Friday, June 22, 2007

Rejecting The Orioles Once Unheard Of

I guess the Baltimore Orioles didn't learn their lesson with Lee Mazzilli.

Mazzilli, the ex-Yankee, was Orioles manager for a mostly unsuccessful run in 2004-05.

Now another ex-Yankee is vexing them -- but in a different way.

Joe Girardi said NO to the Orioles -- rejecting their offer to manage their ballclub. This just a couple days after longtime executive Andy MacPhail said YES to the team -- as their head of baseball operations.

MacPhail grew up around the Orioles. His father, Lee, used to be a team exec.
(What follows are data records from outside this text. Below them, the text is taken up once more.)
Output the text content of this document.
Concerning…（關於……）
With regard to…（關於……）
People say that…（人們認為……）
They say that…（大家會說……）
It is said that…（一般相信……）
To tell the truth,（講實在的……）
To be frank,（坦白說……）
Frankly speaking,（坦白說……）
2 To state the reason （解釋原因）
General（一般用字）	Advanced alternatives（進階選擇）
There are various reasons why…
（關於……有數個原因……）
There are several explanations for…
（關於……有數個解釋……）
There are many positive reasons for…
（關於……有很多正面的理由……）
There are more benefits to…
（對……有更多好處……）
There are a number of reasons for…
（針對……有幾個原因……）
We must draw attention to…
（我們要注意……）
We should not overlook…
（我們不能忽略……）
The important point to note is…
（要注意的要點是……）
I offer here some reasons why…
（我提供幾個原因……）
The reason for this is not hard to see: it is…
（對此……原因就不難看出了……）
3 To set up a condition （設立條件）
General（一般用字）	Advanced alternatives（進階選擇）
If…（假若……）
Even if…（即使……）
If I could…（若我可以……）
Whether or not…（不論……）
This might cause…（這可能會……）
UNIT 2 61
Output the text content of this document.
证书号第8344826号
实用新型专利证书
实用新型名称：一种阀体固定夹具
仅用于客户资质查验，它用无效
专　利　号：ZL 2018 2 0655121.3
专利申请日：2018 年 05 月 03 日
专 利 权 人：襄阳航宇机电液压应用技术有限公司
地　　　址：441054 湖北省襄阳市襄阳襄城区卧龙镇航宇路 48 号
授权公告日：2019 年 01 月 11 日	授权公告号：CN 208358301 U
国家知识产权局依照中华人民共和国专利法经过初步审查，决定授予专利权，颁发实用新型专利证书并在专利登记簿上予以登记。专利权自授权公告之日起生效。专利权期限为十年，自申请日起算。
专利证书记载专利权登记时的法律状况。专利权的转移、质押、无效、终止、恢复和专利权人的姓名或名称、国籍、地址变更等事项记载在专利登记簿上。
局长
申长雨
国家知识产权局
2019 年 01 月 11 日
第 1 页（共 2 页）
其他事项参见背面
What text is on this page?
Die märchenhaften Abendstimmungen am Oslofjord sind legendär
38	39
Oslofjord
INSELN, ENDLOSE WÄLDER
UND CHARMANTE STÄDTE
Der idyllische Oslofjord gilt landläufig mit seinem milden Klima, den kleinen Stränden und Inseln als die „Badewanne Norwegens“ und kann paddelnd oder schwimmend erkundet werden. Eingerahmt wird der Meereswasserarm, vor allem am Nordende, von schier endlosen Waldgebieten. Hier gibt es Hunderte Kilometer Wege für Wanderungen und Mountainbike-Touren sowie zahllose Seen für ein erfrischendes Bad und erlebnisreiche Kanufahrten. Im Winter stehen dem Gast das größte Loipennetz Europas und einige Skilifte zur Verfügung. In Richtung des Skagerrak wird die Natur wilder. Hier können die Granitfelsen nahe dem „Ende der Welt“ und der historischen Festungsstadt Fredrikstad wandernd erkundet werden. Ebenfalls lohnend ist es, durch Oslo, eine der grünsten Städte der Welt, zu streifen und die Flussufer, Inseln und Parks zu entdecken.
Lee MacPhail, in fact, was the architect of the Orioles teams that terrorized the American League from 1966-71 -- even though he left the O's after the 1965 season.

But Girardi, last year's NL Manager of the Year with the Florida Marlins, listened to the Orioles and apparently didn't like what he heard. Either that, they say, or he's waiting to be Joe Torre's heir apparent in New York.

Regardless, Girardi rejected the Orioles, and that's quite a change, for the managerial job in Baltimore was once considered a jewel in MLB. But the Orioles haven't sniffed playoff contention in quite some time -- certainly the longest stretch of ineptitude since the team moved from St. Louis (Browns) to crab country in the mid-1950s.

It's not known whether the Orioles have a Plan B for their manager vacancy. Maybe there's no Stan Van Gundy waiting in the wings, like the Orlando Magic had when Billy Donovan abruptly changed his mind about leaving the Florida campus to take over their team.

Just another unsolicited opinion from another know-it-all blogger, but the Orioles might want to take a look at Kirk Gibson, biding his time in Arizona as the D-Backs bench coach. The Orioles have my permission to talk to Gibby.

I heard a rumor floated that Tigers hitting coach Lloyd McClendon is on the Orioles' radar.

But what IS known is that Joe Girardi will not be the Baltimore Orioles' next manager. He turned them down, and I'm not sure if that speaks more about Girardi or about the Orioles. Suffice it to say that a rejection of the Orioles was once an unheard of proposition.

So maybe Girardi's NO says more about the Orioles, after all.